Having neglected my bloggerly duties these past six weeks (in fact, I’ve been neglecting all my duties which aren’t strictly in service of looking after my family and keeping my job), I had resolved to write something about one of the many momentous events which have taken place recently. There are many to choose from. Some topics (Pike River; Wikileaks; Foreshore and Seabed for instance) are no longer immediate; others (the re-emergence of Winston Peters, commencement of the NZ general election campaign and its forerunner the Botany by-election) are not yet sufficiently well-formed for me to quite know what to say about them yet. Yet others (notably the shooting of Gabrielle Giffords, Wikileaks and the Urewera Terra trials) have been more ably dealt with by Pablo and/or so many others, such that anything I could say would be redundant. There’s already enough peoples’ two cents rattling around in the hollow urn of internet discussion. In the context of these events other things I was meaning to write about (such as the manvertising topic Pablo discussed before the break) seem a bit trivial.

Add to all of this, today there is really only one story; that an area twice the size of Texas — the canonical measure of a really big thing — is underwater in Queensland; including much of Brisbane. The coverage put out by the Australian media, and in particular the ABC, is first-rate, and the best I can do is commend it to your attention.

There is one point, however, that I don’t think has been made strongly enough: and that’s that events such as these are a consequence of climate change. While it is fashionable for climate change deniers to mock those pointing to the increasing frequency and severity of snowstorms, cold snaps, hurricanes and torrential rainfall events as evidence for ‘global warming’; implying that climate science proponents try to take everything as evidence of ‘global warming’, the fact is that the term ‘global warming’ was retired and replaced with ‘climate change’ because the thesis isn’t just that the planet will get warmer.
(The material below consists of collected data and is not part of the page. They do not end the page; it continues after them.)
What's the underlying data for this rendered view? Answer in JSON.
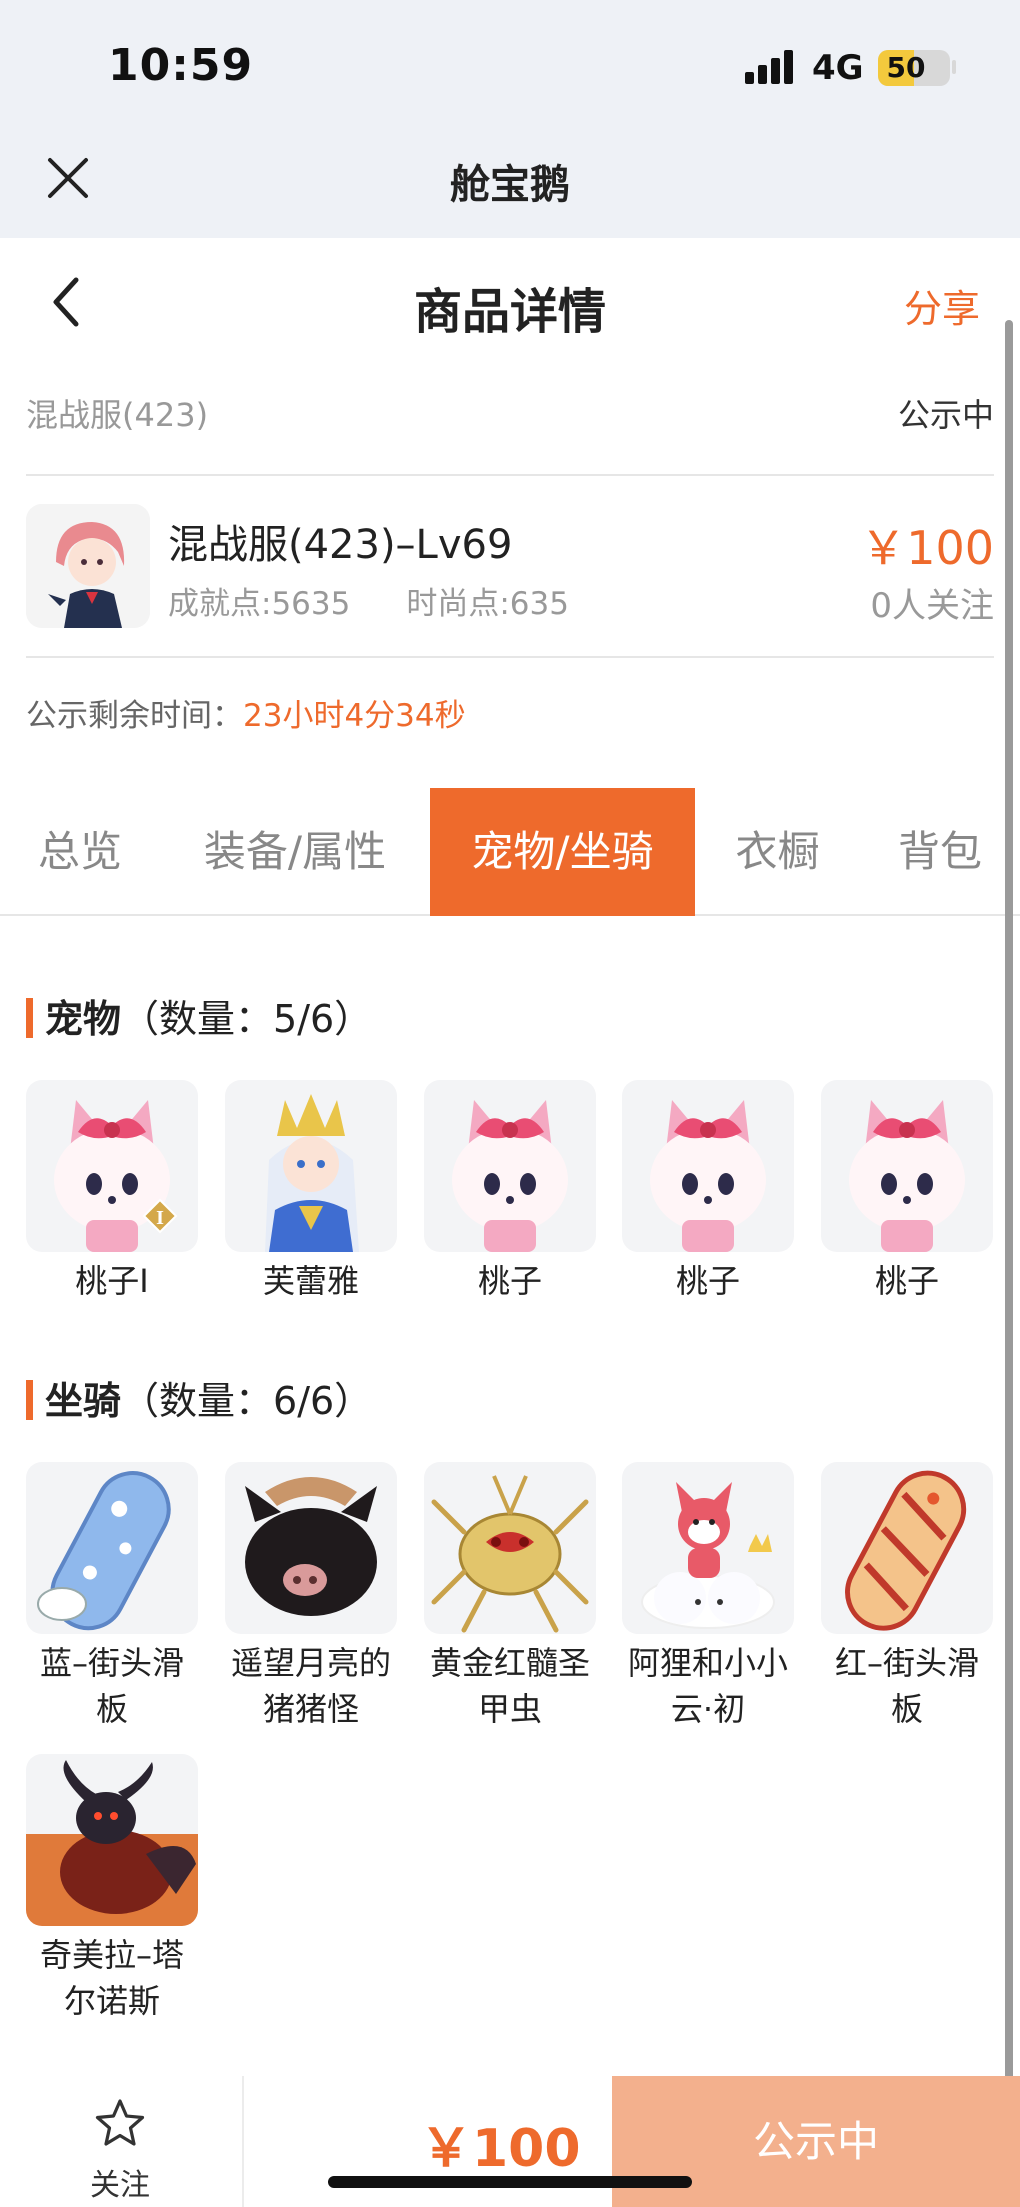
{
  "status_bar": {
    "time": "10:59",
    "network": "4G",
    "battery": "50",
    "battery_level": 0.5
  },
  "app": {
    "title": "舱宝鹅"
  },
  "nav": {
    "title": "商品详情",
    "share": "分享"
  },
  "server": {
    "name": "混战服(423)",
    "status": "公示中"
  },
  "item": {
    "name": "混战服(423)–Lv69",
    "achievement": "成就点:5635",
    "fashion": "时尚点:635",
    "price": "￥100",
    "followers": "0人关注"
  },
  "timer": {
    "label": "公示剩余时间：",
    "value": "23小时4分34秒"
  },
  "tabs": [
    "总览",
    "装备/属性",
    "宠物/坐骑",
    "衣橱",
    "背包"
  ],
  "active_tab": "宠物/坐骑",
  "pets": {
    "title": "宠物",
    "count": "（数量：5/6）",
    "items": [
      "桃子I",
      "芙蕾雅",
      "桃子",
      "桃子",
      "桃子"
    ]
  },
  "mounts": {
    "title": "坐骑",
    "count": "（数量：6/6）",
    "items": [
      "蓝–街头滑板",
      "遥望月亮的猪猪怪",
      "黄金红髓圣甲虫",
      "阿狸和小小云·初",
      "红–街头滑板",
      "奇美拉–塔尔诺斯"
    ]
  },
  "bottom": {
    "follow": "关注",
    "price": "￥100",
    "cta": "公示中"
  },
  "colors": {
    "accent": "#ee6a2c",
    "cta": "#f3b08d",
    "header_bg": "#eef1f6"
  },
  "icons": {
    "close": "close-icon",
    "back": "back-arrow-icon",
    "follow": "star-icon"
  }
}
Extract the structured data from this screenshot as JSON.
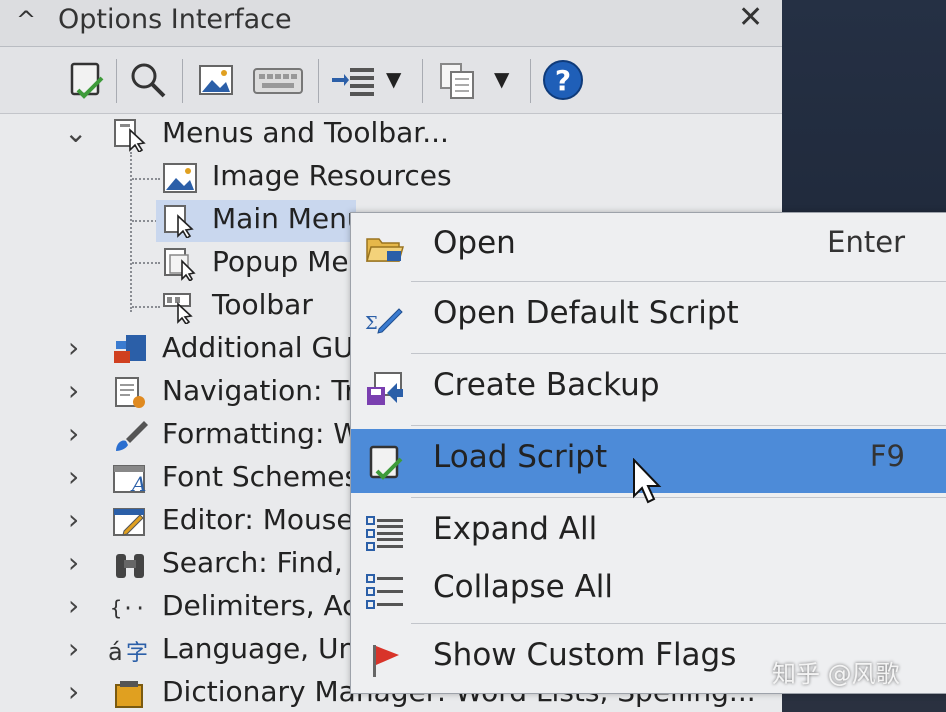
{
  "window": {
    "title": "Options Interface",
    "close_label": "✕",
    "collapse_glyph": "^"
  },
  "toolbar": {
    "buttons": [
      "load-script-icon",
      "search-icon",
      "image-icon",
      "keyboard-icon",
      "indent-icon",
      "copy-icon",
      "help-icon"
    ]
  },
  "tree": {
    "root": {
      "label": "Menus and Toolbar...",
      "expanded": true
    },
    "children": [
      {
        "label": "Image Resources"
      },
      {
        "label": "Main Menu",
        "selected": true
      },
      {
        "label": "Popup Men"
      },
      {
        "label": "Toolbar"
      }
    ],
    "items": [
      {
        "label": "Additional GUI"
      },
      {
        "label": "Navigation: Tr"
      },
      {
        "label": "Formatting: W"
      },
      {
        "label": "Font Schemes"
      },
      {
        "label": "Editor: Mouse,"
      },
      {
        "label": "Search: Find, I"
      },
      {
        "label": "Delimiters, Acti"
      },
      {
        "label": "Language, Uni"
      },
      {
        "label": "Dictionary Manager: Word Lists, Spelling..."
      }
    ]
  },
  "context_menu": {
    "items": [
      {
        "label": "Open",
        "shortcut": "Enter",
        "icon": "folder-open-icon"
      },
      {
        "label": "Open Default Script",
        "shortcut": "",
        "icon": "script-icon"
      },
      {
        "label": "Create Backup",
        "shortcut": "",
        "icon": "backup-icon"
      },
      {
        "label": "Load Script",
        "shortcut": "F9",
        "icon": "load-script-icon",
        "highlighted": true
      },
      {
        "label": "Expand All",
        "shortcut": "",
        "icon": "expand-all-icon"
      },
      {
        "label": "Collapse All",
        "shortcut": "",
        "icon": "collapse-all-icon"
      },
      {
        "label": "Show Custom Flags",
        "shortcut": "",
        "icon": "flag-icon"
      }
    ]
  },
  "watermark": "知乎 @风歌",
  "colors": {
    "highlight": "#4d8bd8",
    "selection": "#c9d7ee",
    "panel": "#e9eaec"
  }
}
That’s part of it, but the events — snowfall and what not — being pointed to are not climate; they are weather. The relationship between climate and weather is a lot like the relationship between mathematics and arithmetic — indistinguishable if you don’t understand them, but fundamentally of a different order. Weather, like arithmetic, is by and large small, trivial, unarguable stuff — stuff which is more or less self-evident. It rained this much last week; 2+2=4 — whereas climate, and mathematics, are bigger, more open-ended and by definition less quantifiable. Mistaking ‘weather’ for ‘climate’ is an immensely useful rhetorical device, and one which I believe has not been sufficiently well guarded-against by those whose task it is to argue the climate change case. But even though it may not have been made clear to the degree necessary for broad public and political comprehension, this distinction is well understood by those working in the field and anyone who cares to acquaint themselves even scarcely with the material. And fundamentally the take-away is this: climate change caused by the increased quantity of greenhouse gases in the atmosphere, to the extent that it takes place, will have unpredictable flow-on effects such as increased frequency and severity of severe weather events, and not just heat waves and droughts such as ‘warming’ would suggest.

The XKCD comic above (of which some years ago, my wife bought me the t-shirt) shows the Cosmic Microwave Background radiation spectrum. This has nothing much to do with climate change, but it is a famous proof of the scientific method: a near-perfect agreement between theory and actuality which is pretty fundamental to our understanding of a bunch of stuff. Science’s only defence; the only thing which gives it any importance or makes it any use at all, is that it works. When properly applied, it predicts actual events. The Queensland floods, as well as other such events, are happening as predicted, and anyone who tells you otherwise is either ignorant, or having you on, or both. In Andrew Bolt‘s case, it’s both. Queenslanders — and others similarly impacted by such events — need neither.